Uma senhora recebe sua fatura com um valor indevido. Liga, espera, reclama, desliga. No mês seguinte, o erro persiste. No seguinte também. Quando decide ir ao Judiciário, ouve o veredito: “mero aborrecimento”.
Um aposentado acorda cedo, toma o ônibus lotado, atravessa a cidade para resolver um empréstimo consignado que nunca contratou. “Tem que voltar outro dia, senhor, só com agendamento”, diz o segurança. Meses depois, já com a metade da aposentadoria retida indevidamente, ele procura o Judiciário. A sentença? Mero aborrecimento. O senhor não sofreu mais do que os incômodos da vida em sociedade.
Ecoa nos Tribunais um entendimento em que ofensas não são negadas, mas simplesmente naturalizadas. Não se nega o erro do fornecedor. Não se contesta o transtorno do cidadão. Mas, temendo a “banalização do dano moral”, o Poder Judiciário fincou bandeira no campo oposto aos direitos dos cidadãos.
Já há algum tempo, consolidou-se na jurisprudência a doutrina do "mero aborrecimento", utilizada para distinguir, dentro da categoria dos danos morais, aquilo que efetivamente constitui lesão à dignidade da pessoa humana daquilo que se caracteriza apenas como um incômodo cotidiano da vida em sociedade.

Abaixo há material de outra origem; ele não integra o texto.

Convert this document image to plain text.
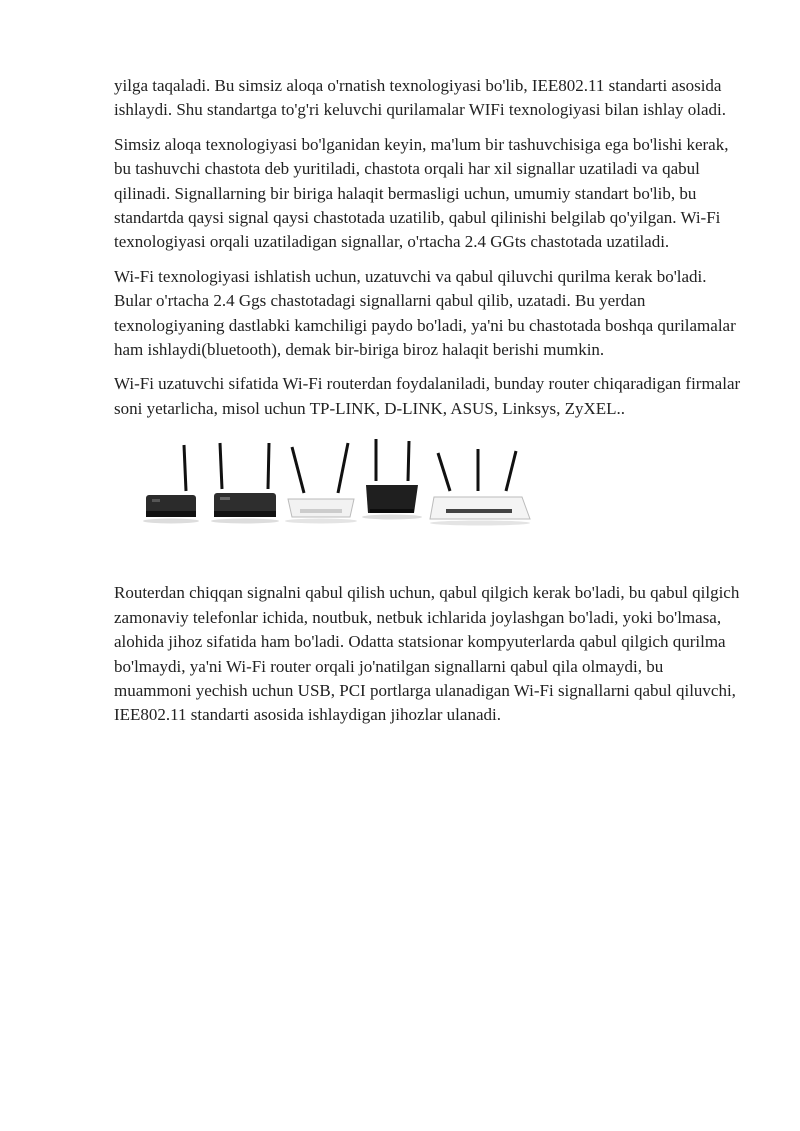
yilga taqaladi. Bu simsiz aloqa o'rnatish texnologiyasi bo'lib, IEE802.11 standarti asosida ishlaydi. Shu standartga to'g'ri keluvchi qurilamalar WIFi texnologiyasi bilan ishlay oladi.

Simsiz aloqa texnologiyasi bo'lganidan keyin, ma'lum bir tashuvchisiga ega bo'lishi kerak, bu tashuvchi chastota deb yuritiladi, chastota orqali har xil signallar uzatiladi va qabul qilinadi. Signallarning bir biriga halaqit bermasligi uchun, umumiy standart bo'lib, bu standartda qaysi signal qaysi chastotada uzatilib, qabul qilinishi belgilab qo'yilgan. Wi-Fi texnologiyasi orqali uzatiladigan signallar, o'rtacha 2.4 GGts chastotada uzatiladi.

Wi-Fi texnologiyasi ishlatish uchun, uzatuvchi va qabul qiluvchi qurilma kerak bo'ladi. Bular o'rtacha 2.4 Ggs chastotadagi signallarni qabul qilib, uzatadi. Bu yerdan texnologiyaning dastlabki kamchiligi paydo bo'ladi, ya'ni bu chastotada boshqa qurilamalar ham ishlaydi(bluetooth), demak bir-biriga biroz halaqit berishi mumkin.

Wi-Fi uzatuvchi sifatida Wi-Fi routerdan foydalaniladi, bunday router chiqaradigan firmalar soni yetarlicha, misol uchun TP-LINK, D-LINK, ASUS, Linksys, ZyXEL..

Routerdan chiqqan signalni qabul qilish uchun, qabul qilgich kerak bo'ladi, bu qabul qilgich zamonaviy telefonlar ichida, noutbuk, netbuk ichlarida joylashgan bo'ladi, yoki bo'lmasa, alohida jihoz sifatida ham bo'ladi. Odatta statsionar kompyuterlarda qabul qilgich qurilma bo'lmaydi, ya'ni Wi-Fi router orqali jo'natilgan signallarni qabul qila olmaydi, bu muammoni yechish uchun USB, PCI portlarga ulanadigan Wi-Fi signallarni qabul qiluvchi, IEE802.11 standarti asosida ishlaydigan jihozlar ulanadi.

A doutrina do “mero aborrecimento” é um verdadeiro caso de sucesso: ela reduz o volume de processos, desincentiva a litigância oportunista e otimiza os custos do sistema judicial. Tudo muito racional! Mas o efeito colateral é perverso: transforma o “infortúnio cotidiano”, o chamado “simples dissabor” em modelo de negócio!
Grandes empresas aprendem rápido: se descumprimentos contratuais, falhas ou atrasos na prestação de serviços, marketings abusivos ou mesmo cobranças indevidas, por serem inerentes à vida em sociedade, não geram condenação, ou quando geram, estão sujeitas a valores simbólicos, é mais rentável para elas internalizar os custos de eventuais defesas pontuais do que adequar procedimentos internos que lhes beneficiam economicamente e que são sabidamente lesivos a terceiros.
Se o Judiciário premia com impunidade a negligência, o descaso, a malícia e o dolo, a violação do infrator compensa e, assim, com tinta e toga, transforma-se danos em rotina e o desrespeito em norma!
Quando o Poder Judiciário nega reparações sob o pretexto de que o dano é trivial, ele educa a sociedade a tolerar o intolerável e se esquece que a responsabilidade civil não objetiva apenas compensar os lesados, mas “ensinar” que ninguém tem o direito de “aborrecer” os outros com método, lucro e reincidência.
É curioso que no direito de vizinhança o sossego é um bem jurídico digno de tutela, mesmo quando a perturbação é pontual. Mas quando a perturbação vem do mercado, um banco, uma operadora de plano de saúde, uma construtora, um fornecedor de serviços públicos essenciais etc., o discurso muda.
Não se pretende defender uma sensibilidade exacerbada, tampouco advogar a extinção da tese do “mero aborrecimento”, mas apenas chamar atenção dos julgadores para o efeito pedagógico da responsabilidade civil.
Na prática, hoje em dia, a aplicação acrítica da tese do “mero aborrecimento”, sobretudo pelo Superior Tribunal de Justiça (STJ), penaliza o idoso mal atendido na fila do hospital, o trabalhador que perde a manhã tentando cancelar um serviço nunca contratado e premia as grandes empresas que a utilizam como estratégia e que perpetuam seu comportamento danoso no mercado, pois sabem que, apesar de ilícitas, suas práticas não gerarão a mínima indenização aos lesados.
Se os Tribunais não podem impedir que sejamos aborrecidos, também não deve legitimar o direito de aborrecer!